El genovés asintió con la cabeza, reticente a dar la razón a Orchán. El mensaje recibido el primer día de asedio informaba con todo detalle sobre la composición del ejército enemigo, por lo que la explicación del joven príncipe resultaba convincente. Sin embargo, aunque Giustiniani decidió dar por zanjada la cuestión, pensaba que era absurdo que su agente infiltrado se arriesgara a ser descubierto para enviar una simple y prescindible línea. Los preparativos turcos para el asalto podían ser vistos, a pesar del sol poniente, que castigaba los ojos de los defensores, desde las murallas. Antes de que las tropas se lanzaran contra la ciudad, miles de auxiliares civiles, protegidos por compañías de arqueros, habían rellenado el foso en varios puntos para permitir el paso de los soldados. El ataque era más que evidente, lo que necesitaba saber Giustiniani era el número y tipo de tropas que intervendrían y, sobre todo, las secciones de muralla que iban a sufrir la embestida.
—Supongo que el punto principal por donde los turcos intentarán superarnos se encuentra en el valle del río —comentó el genovés señalando la posición sobre un sencillo mapa, apoyado en una pequeña mesa de madera a la entrada de la modesta tienda donde se alojaba el protostrator—. Es la zona más castigada por la artillería y, a su vez, la más vulnerable.
A su lado, Constantino, junto con los principales jefes militares, observaba con atención las concisas explicaciones de su comandante en jefe, armado ya con una flamante coraza sobre la que lucía la capa púrpura con el águila bicéfala bordada en hilo de oro. Su rostro serio reflejaba la serenidad de quien se ha visto en numerosas ocasiones ante la perspectiva de un combate. Alrededor de ambos líderes, más de una veintena de capitanes asistían en atento silencio a la enumeración de las posiciones en las que cada uno se haría cargo de la defensa.
Las tropas se encontraban formadas junto a la muralla, a salvo de los posibles impactos de las balas expulsadas por los cañones turcos, en espera de que el fuego cesara para ocupar sus puestos de batalla y recomponer, en lo posible, las derruidas defensas antes del combate.
—Sin embargo —continuó el genovés mirando al emperador—, no podemos dar nada por sentado, por lo que lo más adecuado sería que vos recorrierais el resto de los tramos de la muralla para encabezar la defensa, en caso de un ataque en múltiples secciones.

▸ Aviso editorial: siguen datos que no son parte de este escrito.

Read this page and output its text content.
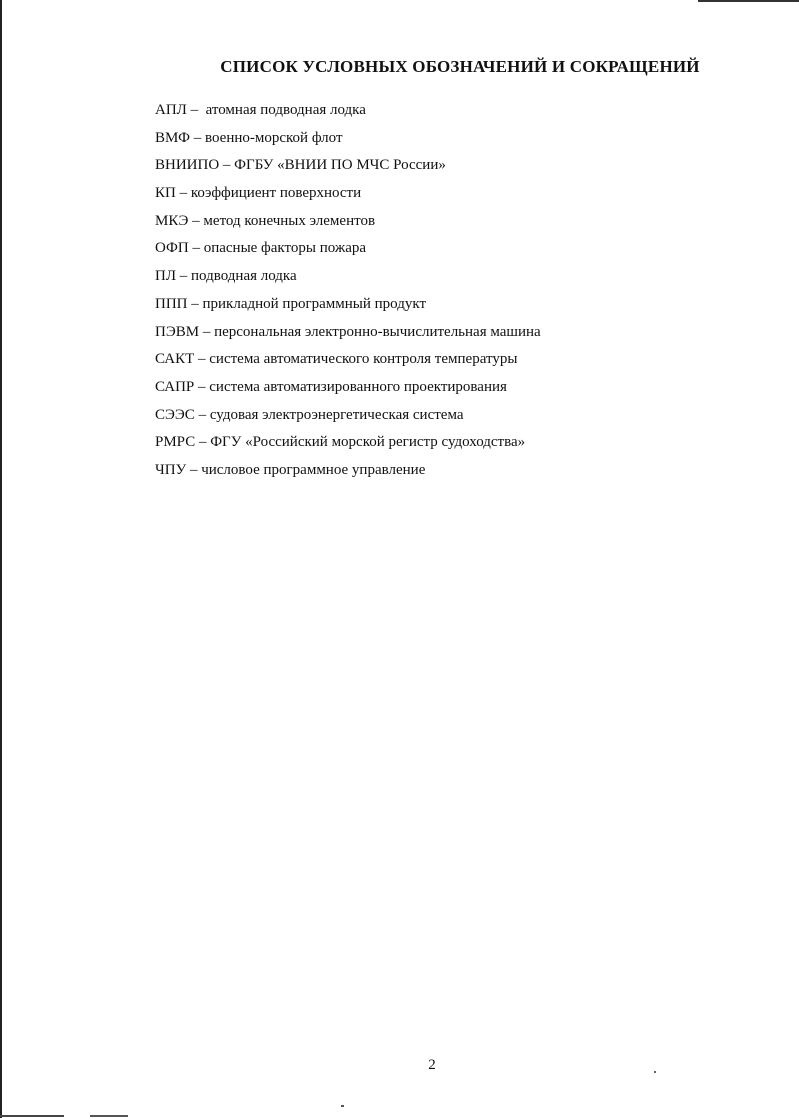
СПИСОК УСЛОВНЫХ ОБОЗНАЧЕНИЙ И СОКРАЩЕНИЙ
АПЛ –  атомная подводная лодка
ВМФ – военно-морской флот
ВНИИПО – ФГБУ «ВНИИ ПО МЧС России»
КП – коэффициент поверхности
МКЭ – метод конечных элементов
ОФП – опасные факторы пожара
ПЛ – подводная лодка
ППП – прикладной программный продукт
ПЭВМ – персональная электронно-вычислительная машина
САКТ – система автоматического контроля температуры
САПР – система автоматизированного проектирования
СЭЭС – судовая электроэнергетическая система
РМРС – ФГУ «Российский морской регистр судоходства»
ЧПУ – числовое программное управление
2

—Es mi deber combatir a la cabeza de mis hombres —repuso Constantino—. Debo ser el primero en dar ejemplo.
—No faltan buenos capitanes —intervino Sfrantzés— y, sin embargo, si Giustiniani está inmerso en el combate junto al río, será necesario que alguien dirija la defensa del resto de posiciones. No veo nadie mejor que el emperador de Bizancio para que los soldados se pongan inmediatamente a sus órdenes.

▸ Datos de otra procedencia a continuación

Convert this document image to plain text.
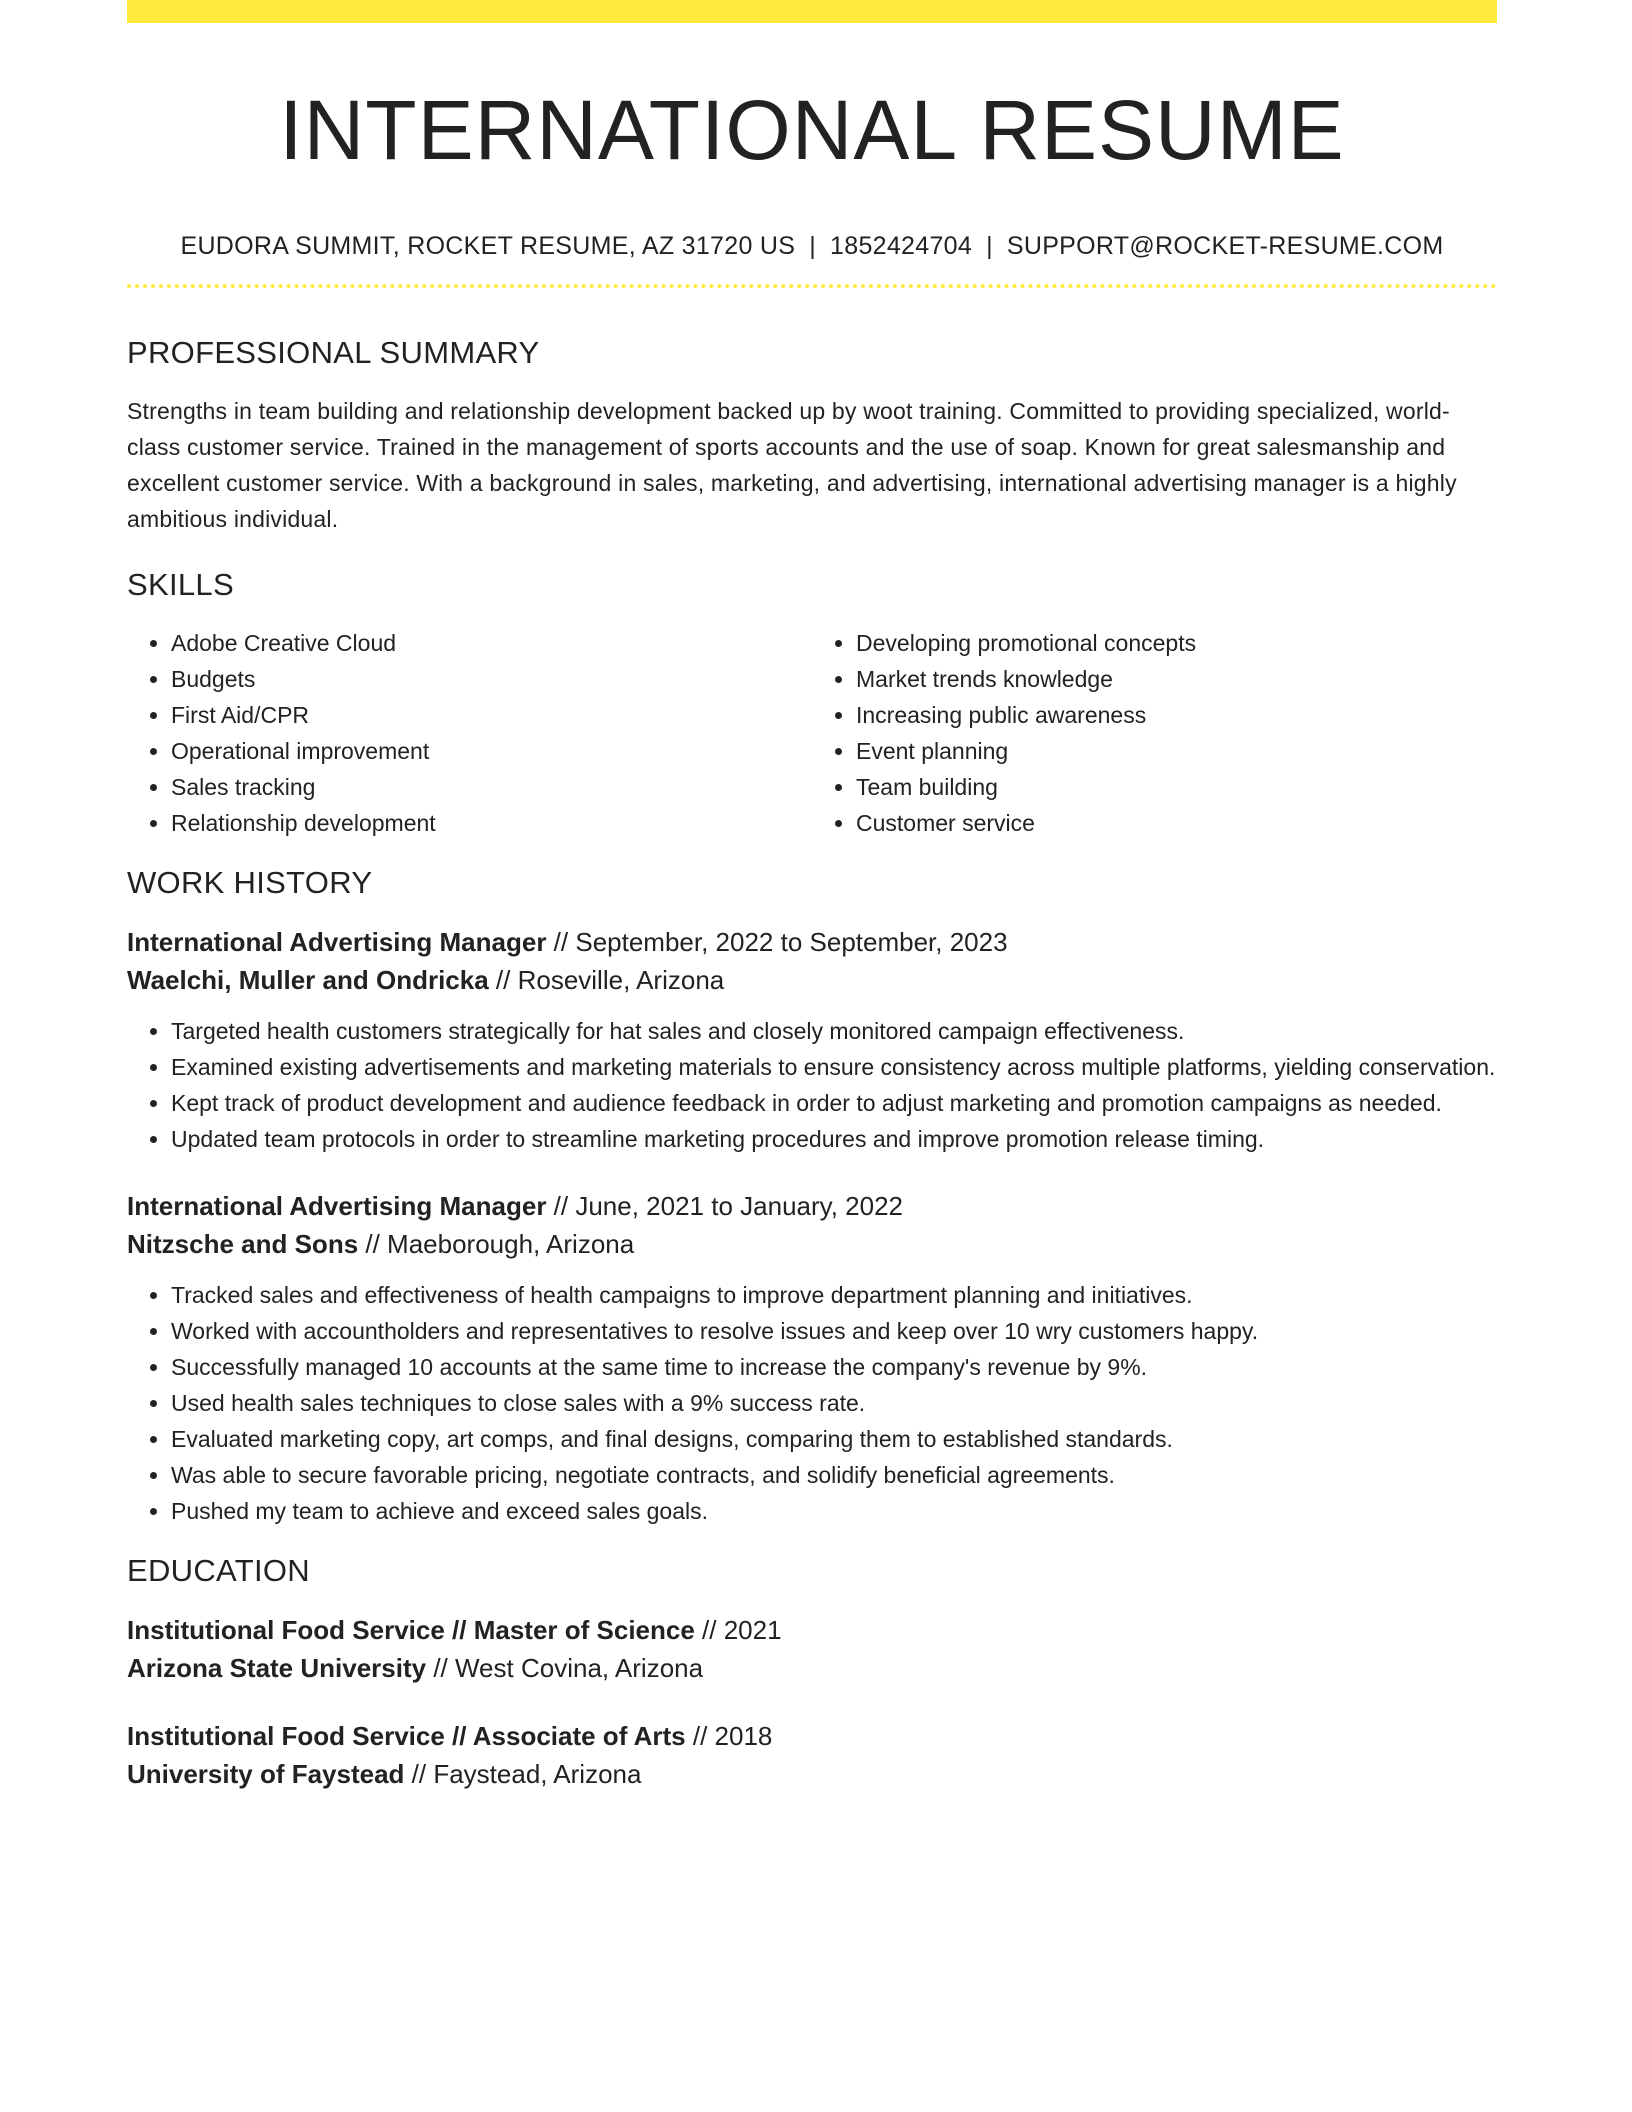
INTERNATIONAL RESUME
EUDORA SUMMIT, ROCKET RESUME, AZ 31720 US | 1852424704 | SUPPORT@ROCKET-RESUME.COM
PROFESSIONAL SUMMARY
Strengths in team building and relationship development backed up by woot training. Committed to providing specialized, world-class customer service. Trained in the management of sports accounts and the use of soap. Known for great salesmanship and excellent customer service. With a background in sales, marketing, and advertising, international advertising manager is a highly ambitious individual.
SKILLS
• Adobe Creative Cloud
• Budgets
• First Aid/CPR
• Operational improvement
• Sales tracking
• Relationship development
• Developing promotional concepts
• Market trends knowledge
• Increasing public awareness
• Event planning
• Team building
• Customer service
WORK HISTORY
International Advertising Manager // September, 2022 to September, 2023
Waelchi, Muller and Ondricka // Roseville, Arizona
• Targeted health customers strategically for hat sales and closely monitored campaign effectiveness.
• Examined existing advertisements and marketing materials to ensure consistency across multiple platforms, yielding conservation.
• Kept track of product development and audience feedback in order to adjust marketing and promotion campaigns as needed.
• Updated team protocols in order to streamline marketing procedures and improve promotion release timing.
International Advertising Manager // June, 2021 to January, 2022
Nitzsche and Sons // Maeborough, Arizona
• Tracked sales and effectiveness of health campaigns to improve department planning and initiatives.
• Worked with accountholders and representatives to resolve issues and keep over 10 wry customers happy.
• Successfully managed 10 accounts at the same time to increase the company's revenue by 9%.
• Used health sales techniques to close sales with a 9% success rate.
• Evaluated marketing copy, art comps, and final designs, comparing them to established standards.
• Was able to secure favorable pricing, negotiate contracts, and solidify beneficial agreements.
• Pushed my team to achieve and exceed sales goals.
EDUCATION
Institutional Food Service // Master of Science // 2021
Arizona State University // West Covina, Arizona
Institutional Food Service // Associate of Arts // 2018
University of Faystead // Faystead, Arizona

Constantino miró a su secretario y amigo, comprendiendo que la verdadera razón que se escondía en sus palabras era que nadie más tendría suficiente autoridad para aglutinar la amalgama de nacionalidades en las que se distribuía el conjunto de los defensores, por lo que, a pesar de sus fervientes deseos de situarse en primera línea, debió ceder a la lógica y aceptar la idea de Giustiniani.
—Si no hay preguntas —terminó el genovés—, ocupen sus puestos, y que el Señor nos proteja.
Francisco se mantuvo quieto mientras los capitanes de las distintas compañías se movilizaban en todas direcciones, encaminándose hacia sus agrupaciones de tropas entre deseos de buena suerte y secos golpes de confianza. El castellano, a diferencia del resto de los asistentes, no disponía de un mando, sintiéndose prescindible, como un niño huérfano a la puerta de una escuela, que ve cómo sus compañeros son recibidos por sus padres mientras él se queda abandonado.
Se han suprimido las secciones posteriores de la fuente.